O'Hara tried again from Belfast North at the 2017 Assembly election, where he received 711 first preference votes, a 1.7% share of the vote.

At the 2017 general election, O'Hara contested Belfast North, where he finished fifth with 644 votes (1.4%), losing his deposit.

He was elected to Belfast City Council in 2019 for the Castle area, in an election where the Greens quadrupled their seats on the council, moving from one seat to four. O'Hara became the first Green Party councillor to be elected in North Belfast. During his term of office, he was one of the few openly LGBTQ+ elected members on the council.
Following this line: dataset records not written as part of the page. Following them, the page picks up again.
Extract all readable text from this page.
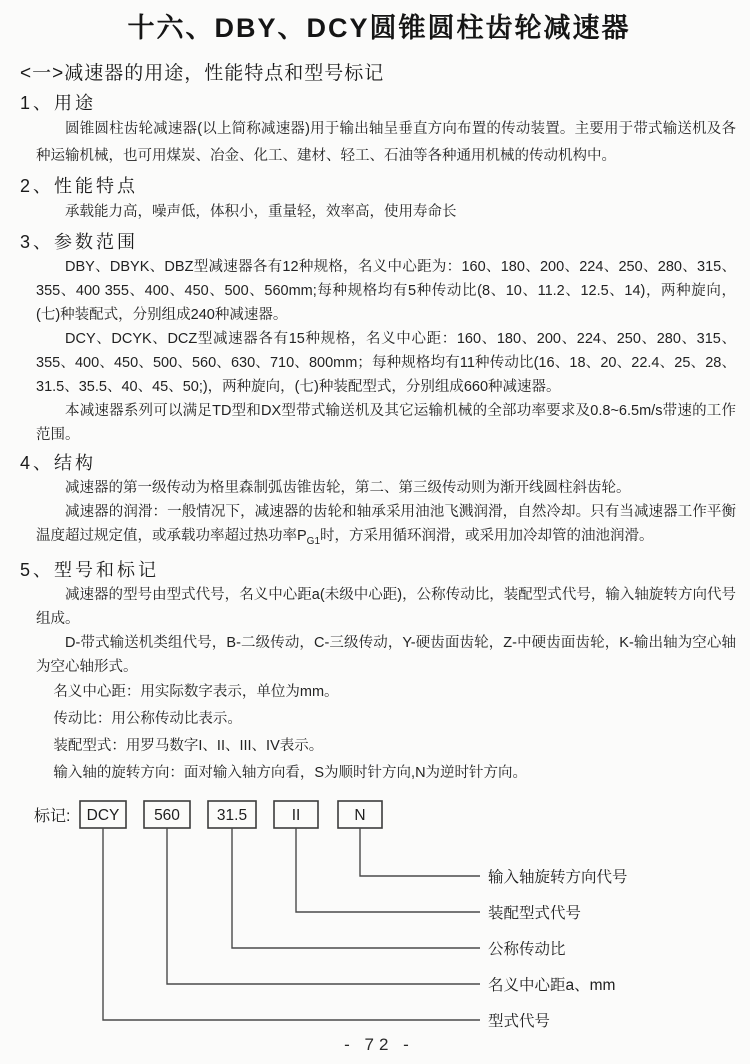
十六、DBY、DCY圆锥圆柱齿轮减速器
<一>减速器的用途，性能特点和型号标记
1、用途

圆锥圆柱齿轮减速器(以上简称减速器)用于输出轴呈垂直方向布置的传动装置。主要用于带式输送机及各种运输机械，也可用煤炭、冶金、化工、建材、轻工、石油等各种通用机械的传动机构中。

2、性能特点

承载能力高，噪声低，体积小，重量轻，效率高，使用寿命长

3、参数范围

DBY、DBYK、DBZ型减速器各有12种规格，名义中心距为：160、180、200、224、250、280、315、355、400 355、400、450、500、560mm;每种规格均有5种传动比(8、10、11.2、12.5、14)，两种旋向，(七)种装配式，分别组成240种减速器。

DCY、DCYK、DCZ型减速器各有15种规格，名义中心距：160、180、200、224、250、280、315、355、400、450、500、560、630、710、800mm；每种规格均有11种传动比(16、18、20、22.4、25、28、31.5、35.5、40、45、50;)，两种旋向，(七)种装配型式，分别组成660种减速器。

本减速器系列可以满足TD型和DX型带式输送机及其它运输机械的全部功率要求及0.8~6.5m/s带速的工作范围。

4、结构

减速器的第一级传动为格里森制弧齿锥齿轮，第二、第三级传动则为渐开线圆柱斜齿轮。

减速器的润滑：一般情况下，减速器的齿轮和轴承采用油池飞溅润滑，自然冷却。只有当减速器工作平衡温度超过规定值，或承载功率超过热功率$P_{G1}$时，方采用循环润滑，或采用加冷却管的油池润滑。

5、型号和标记

减速器的型号由型式代号，名义中心距a(未级中心距)，公称传动比，装配型式代号，输入轴旋转方向代号组成。

D-带式输送机类组代号，B-二级传动，C-三级传动，Y-硬齿面齿轮，Z-中硬齿面齿轮，K-输出轴为空心轴为空心轴形式。

名义中心距：用实际数字表示，单位为mm。

传动比：用公称传动比表示。

装配型式：用罗马数字I、II、III、IV表示。

输入轴的旋转方向：面对输入轴方向看，S为顺时针方向,N为逆时针方向。

标记: DCY 560 31.5	II	N
输入轴旋转方向代号
装配型式代号
公称传动比
名义中心距a、mm
型式代号
- 72 -
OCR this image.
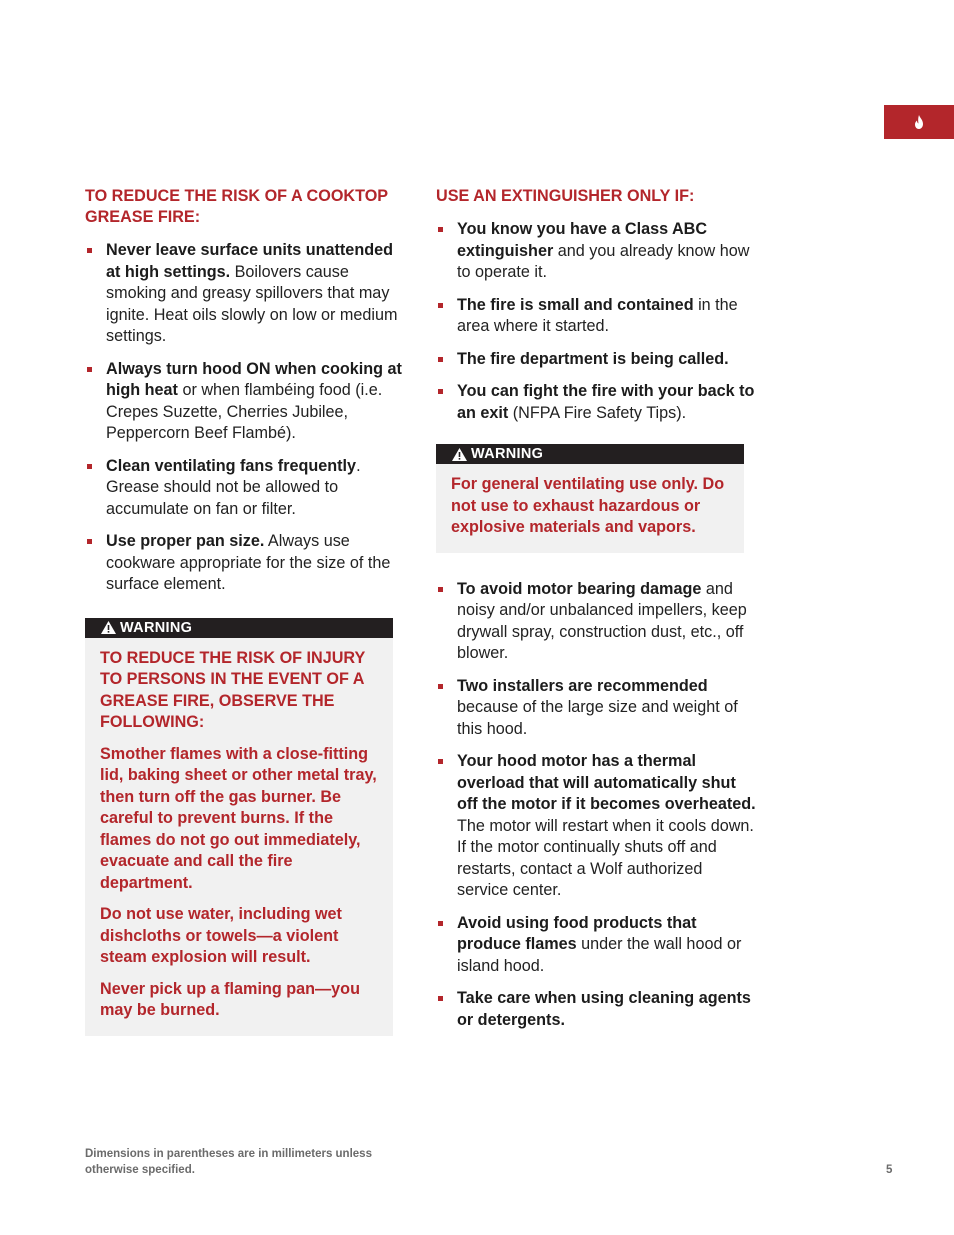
TO REDUCE THE RISK OF A COOKTOP GREASE FIRE:
Never leave surface units unattended at high settings. Boilovers cause smoking and greasy spillovers that may ignite. Heat oils slowly on low or medium settings.
Always turn hood ON when cooking at high heat or when flambéing food (i.e. Crepes Suzette, Cherries Jubilee, Peppercorn Beef Flambé).
Clean ventilating fans frequently. Grease should not be allowed to accumulate on fan or filter.
Use proper pan size. Always use cookware appropriate for the size of the surface element.
WARNING

TO REDUCE THE RISK OF INJURY TO PERSONS IN THE EVENT OF A GREASE FIRE, OBSERVE THE FOLLOWING:

Smother flames with a close-fitting lid, baking sheet or other metal tray, then turn off the gas burner. Be careful to prevent burns. If the flames do not go out immediately, evacuate and call the fire department.

Do not use water, including wet dishcloths or towels—a violent steam explosion will result.

Never pick up a flaming pan—you may be burned.

USE AN EXTINGUISHER ONLY IF:
You know you have a Class ABC extinguisher and you already know how to operate it.
The fire is small and contained in the area where it started.
The fire department is being called.
You can fight the fire with your back to an exit (NFPA Fire Safety Tips).
WARNING

For general ventilating use only. Do not use to exhaust hazardous or explosive materials and vapors.

To avoid motor bearing damage and noisy and/or unbalanced impellers, keep drywall spray, construction dust, etc., off blower.
Two installers are recommended because of the large size and weight of this hood.
Your hood motor has a thermal overload that will automatically shut off the motor if it becomes overheated. The motor will restart when it cools down. If the motor continually shuts off and restarts, contact a Wolf authorized service center.
Avoid using food products that produce flames under the wall hood or island hood.
Take care when using cleaning agents or detergents.
Dimensions in parentheses are in millimeters unless otherwise specified.	5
On the council, O'Hara was a prominent campaigner for clean air, rent controls and climate action. He has called for a citizens' assembly to examine if drugs should be legalised in Northern Ireland, citing increasing drug deaths as evidence that Northern Ireland's current approach is "obviously not working."

He was a candidate in Belfast North at the 2022 Northern Ireland Assembly election, receiving 1446 first preference votes, thereby increasing his share of the vote to 3.1%.

O'Hara became the leader of the Green Party Northern Ireland on 15 August 2022, following a leadership election in which he was the only candidate. He was the first openly gay leader of a major party in Northern Ireland.

At the 2023 Northern Ireland local elections, O'Hara lost his seat.

In March 2024, O'Hara was announced as the Green Party candidate at the 2024 Seanad by-election and was elected unopposed. He took his seat on 8 April 2024.

O'Hara contested Belfast North at the 2024 general election. He received 3% of the vote against the incumbent MP, Sinn Féin's John Finucane.

He did not contest the 2025 Seanad election.